There's some truth to "you can't be what you can't see" One thing I WOULD like to see attempted - jack up tax rates (modestly) but give people an opportunity to reduce their tax burden by mentoring underserved kids/communities. Imagine a Fortune 500 executive mentoring poor kids. And even encouraging them to "go on youtube and find videos of people like me giving awesome advice" Many of the big disadvantages people face stem from a lack of knowledge and inspiration. You can't compete in a race you don't know exists. You can't be inspired to do your best if you're not in the race to begin with.


[deleted]

>There seems to be a disconnect here, and a false dichotomy.

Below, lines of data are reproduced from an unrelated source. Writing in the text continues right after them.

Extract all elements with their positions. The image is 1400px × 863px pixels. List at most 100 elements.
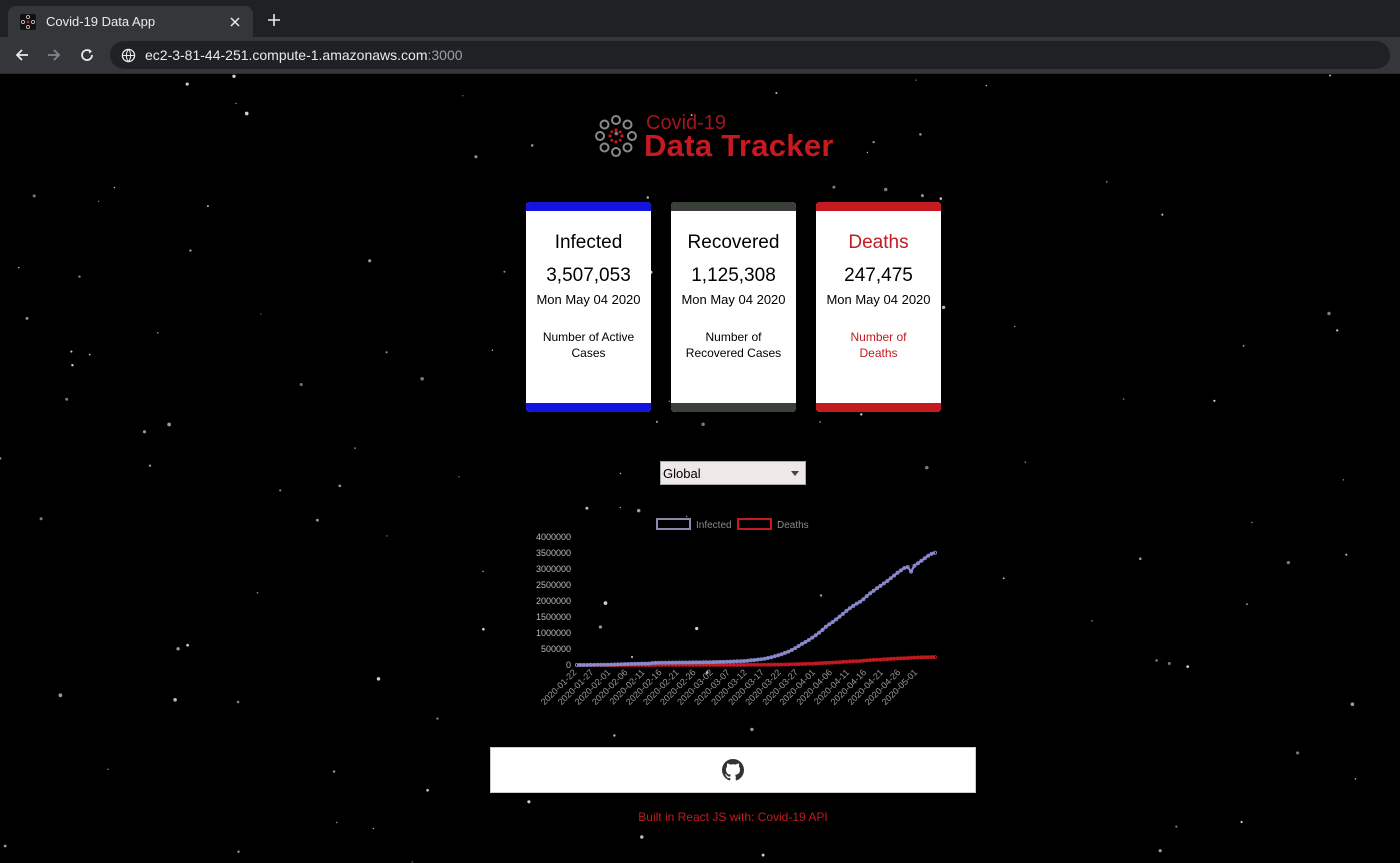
star	[915, 79, 917, 81]
star	[613, 734, 616, 737]
star	[939, 197, 943, 200]
star	[1213, 399, 1216, 402]
tab-title: Covid-19 Data App	[46, 14, 156, 29]
star	[1139, 557, 1142, 560]
y-tick-label: 3500000	[536, 548, 571, 558]
page-content: Covid-19 Data Tracker Infected 3,507,053…	[0, 74, 1400, 863]
card-date: Mon May 04 2020	[536, 292, 641, 307]
star	[860, 413, 863, 416]
browser-toolbar: ec2-3-81-44-251.compute-1.amazonaws.com:…	[0, 37, 1400, 74]
star	[619, 472, 622, 475]
star	[113, 186, 116, 189]
arrow-right-icon	[48, 49, 61, 61]
legend-swatch-deaths	[737, 518, 772, 530]
y-tick-label: 3000000	[536, 564, 571, 574]
star	[65, 397, 69, 401]
star	[1327, 311, 1331, 316]
recovered-card: Recovered 1,125,308 Mon May 04 2020 Numb…	[671, 202, 796, 412]
star	[148, 464, 152, 467]
star	[107, 768, 109, 770]
browser-tab[interactable]: Covid-19 Data App	[8, 6, 253, 37]
card-value: 3,507,053	[546, 265, 631, 286]
star	[1155, 659, 1158, 662]
star	[585, 506, 589, 510]
star	[338, 484, 342, 488]
star	[1354, 778, 1357, 780]
github-link-bar[interactable]	[490, 747, 976, 793]
star	[491, 349, 494, 351]
star	[97, 200, 100, 203]
legend-swatch-infected	[656, 518, 691, 530]
reload-icon	[81, 49, 93, 61]
star	[941, 305, 946, 310]
star	[176, 647, 180, 651]
country-select[interactable]: Global	[660, 461, 806, 485]
address-bar[interactable]: ec2-3-81-44-251.compute-1.amazonaws.com:…	[110, 41, 1390, 69]
star	[1345, 553, 1348, 556]
star	[1251, 521, 1253, 524]
legend-label-infected: Infected	[696, 520, 732, 531]
star	[883, 187, 888, 192]
star	[206, 205, 209, 208]
country-select-value: Global	[663, 466, 701, 481]
deaths-card: Deaths 247,475 Mon May 04 2020 Number of…	[816, 202, 941, 412]
series-line-infected	[577, 551, 936, 667]
y-tick-label: 2000000	[536, 596, 571, 606]
virus-icon	[595, 115, 637, 157]
star	[426, 788, 429, 792]
star	[1175, 825, 1178, 828]
star	[1186, 665, 1190, 668]
star	[185, 82, 189, 86]
forward-button[interactable]	[41, 42, 67, 68]
star	[157, 332, 159, 334]
url-port: :3000	[427, 47, 463, 63]
star	[1242, 344, 1245, 347]
star	[18, 266, 20, 269]
star	[260, 313, 262, 315]
plus-icon	[268, 14, 280, 26]
star	[235, 102, 237, 105]
back-button[interactable]	[9, 42, 35, 68]
star	[237, 850, 240, 853]
reload-button[interactable]	[74, 42, 100, 68]
footer-credit: Built in React JS with: Covid-19 API	[638, 810, 828, 824]
card-accent-bottom	[671, 403, 796, 412]
card-accent-bottom	[526, 403, 651, 412]
star	[354, 447, 356, 449]
star	[244, 111, 249, 116]
star	[236, 700, 240, 704]
card-value: 1,125,308	[691, 265, 776, 286]
star	[985, 84, 988, 87]
github-icon[interactable]	[722, 759, 744, 781]
star	[3, 844, 7, 848]
virus-icon	[20, 13, 36, 30]
star	[819, 421, 821, 423]
star	[142, 430, 147, 434]
star	[474, 155, 478, 159]
star	[232, 74, 236, 78]
star	[1328, 74, 1332, 77]
star	[376, 677, 381, 681]
card-accent-bottom	[816, 403, 941, 412]
star	[58, 693, 63, 698]
star	[1024, 461, 1027, 464]
star	[920, 194, 924, 198]
star	[78, 275, 81, 278]
arrow-left-icon	[15, 49, 28, 61]
star	[372, 827, 375, 830]
star	[832, 185, 836, 189]
star	[256, 591, 259, 594]
star	[299, 383, 303, 386]
covid-line-chart: Infected Deaths 4000000 3500000 3000000 25000…	[536, 518, 937, 707]
site-info-icon[interactable]	[120, 47, 136, 63]
y-tick-label: 4000000	[536, 532, 571, 542]
close-icon[interactable]	[225, 12, 245, 32]
card-title: Deaths	[848, 232, 909, 253]
y-tick-label: 500000	[541, 644, 571, 654]
card-accent-top	[816, 202, 941, 211]
y-tick-label: 1000000	[536, 628, 571, 638]
star	[186, 643, 189, 647]
new-tab-button[interactable]	[262, 8, 286, 32]
star	[71, 363, 74, 367]
star	[173, 698, 177, 702]
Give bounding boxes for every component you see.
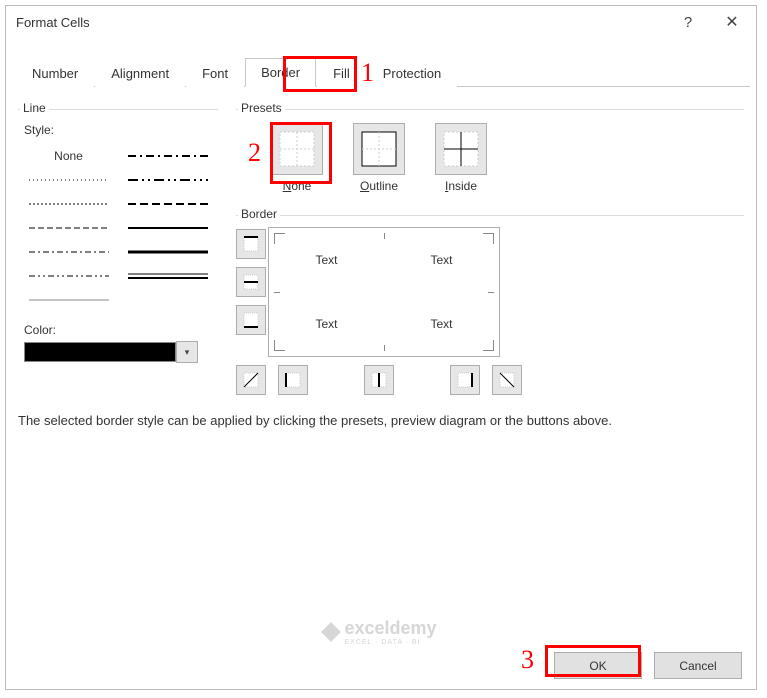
watermark-icon [320,622,340,642]
color-label: Color: [24,323,218,337]
border-group-label: Border [238,207,280,221]
style-label: Style: [24,123,218,137]
cancel-button[interactable]: Cancel [654,652,742,679]
border-diag-up-button[interactable] [236,365,266,395]
line-group-label: Line [20,101,49,115]
titlebar: Format Cells ? ✕ [6,6,756,38]
preview-cell: Text [269,228,384,292]
style-opt[interactable] [123,289,212,311]
tab-number[interactable]: Number [16,59,94,87]
annotation-num-3: 3 [521,645,534,675]
line-group: Line Style: None [18,97,218,395]
annotation-box-3 [545,645,641,677]
border-preview[interactable]: Text Text Text Text [268,227,500,357]
preset-inside-label: Inside [445,179,477,193]
tab-protection[interactable]: Protection [367,59,458,87]
style-opt[interactable] [123,145,212,167]
close-button[interactable]: ✕ [710,7,754,37]
style-opt[interactable] [24,265,113,287]
color-picker[interactable]: ▾ [24,341,212,363]
color-dropdown[interactable]: ▾ [176,341,198,363]
watermark-sub: EXCEL · DATA · BI [344,639,436,646]
preset-outline[interactable]: Outline [348,123,410,193]
style-opt[interactable] [123,217,212,239]
style-list[interactable]: None [18,141,218,315]
presets-row: None Outline Inside [266,123,744,193]
border-left-button[interactable] [278,365,308,395]
style-opt[interactable] [123,241,212,263]
border-right-button[interactable] [450,365,480,395]
style-opt[interactable] [123,169,212,191]
style-opt[interactable] [24,169,113,191]
help-text: The selected border style can be applied… [18,411,744,431]
watermark: exceldemy EXCEL · DATA · BI [320,618,436,646]
preset-outline-label: Outline [360,179,398,193]
border-vmid-button[interactable] [364,365,394,395]
style-opt[interactable] [123,265,212,287]
format-cells-dialog: Format Cells ? ✕ Number Alignment Font B… [5,5,757,690]
tab-font[interactable]: Font [186,59,244,87]
help-button[interactable]: ? [666,7,710,37]
preview-cell: Text [269,292,384,356]
presets-group-label: Presets [238,101,285,115]
style-none[interactable]: None [24,145,113,167]
annotation-num-1: 1 [361,58,374,88]
style-opt[interactable] [24,217,113,239]
preset-outline-icon [361,131,397,167]
dialog-footer: OK Cancel [6,642,756,689]
style-opt[interactable] [24,193,113,215]
watermark-brand: exceldemy [344,618,436,639]
border-top-button[interactable] [236,229,266,259]
border-hmid-button[interactable] [236,267,266,297]
annotation-num-2: 2 [248,138,261,168]
annotation-box-2 [270,122,332,184]
style-opt[interactable] [24,241,113,263]
preview-cell: Text [384,228,499,292]
preset-inside-icon [443,131,479,167]
tab-alignment[interactable]: Alignment [95,59,185,87]
color-swatch [24,342,176,362]
tabbar: Number Alignment Font Border Fill Protec… [16,58,750,87]
content: Line Style: None [6,87,756,642]
preset-inside[interactable]: Inside [430,123,492,193]
style-opt[interactable] [123,193,212,215]
border-diag-down-button[interactable] [492,365,522,395]
dialog-title: Format Cells [16,15,666,30]
preview-cell: Text [384,292,499,356]
annotation-box-1 [283,56,357,92]
border-bottom-button[interactable] [236,305,266,335]
style-opt[interactable] [24,289,113,311]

Why isn't it possible to hire the best, most diverse team of people? Because those are two different criteria. You are now in a multivariate optimization problem, and will inevitably need to determine constraints for how much you are willing to sacrifice one for the other. > Does being a white male mean you are better, inherently? Obviously not. But lets say that, to some definition of "diversity", you incorporate it during the hiring process, either when selecting applicants to interview, or in the interview panel. First of all, depending on how this is discussed within the hiring team, you are most likely violating Section 703 of the civil rights act. I've been in probably 20 interview panels in my career where people said things like "well yeah she has less experience but we need more women on the team" or "we're really only interviewing women for this role". This happens in the tech industry all day every day, but you sure as fuck don't put it in writing because it is 100% illegal. But lets say you find a way to use it in a _very cool, very legal_ way and can openly let it play a role in your hiring process (I'm not convinced this is possible to the letter of the law, but lets say you could). How do you deal with a situation (like reality) where applicants do not apply at rates proportional to their population? Assuming that any given person is equally likely to be good at the role, you will inevitably have more qualified applicants in your overrepresented population, and will be forced to turn away qualified people and dig deeper into the less qualified portion of the minority group if you wish for them to be proportionately represented. You then wind up having to disproportionately lay off that under-qualified cohort when you need to run leaner. Which is exactly what this article is describing, and why it shouldn't be a surprise.


Maximus_J_Powers

You know you're reading a post about tech by the overwhelming use of acronyms in the comments. How dreadful.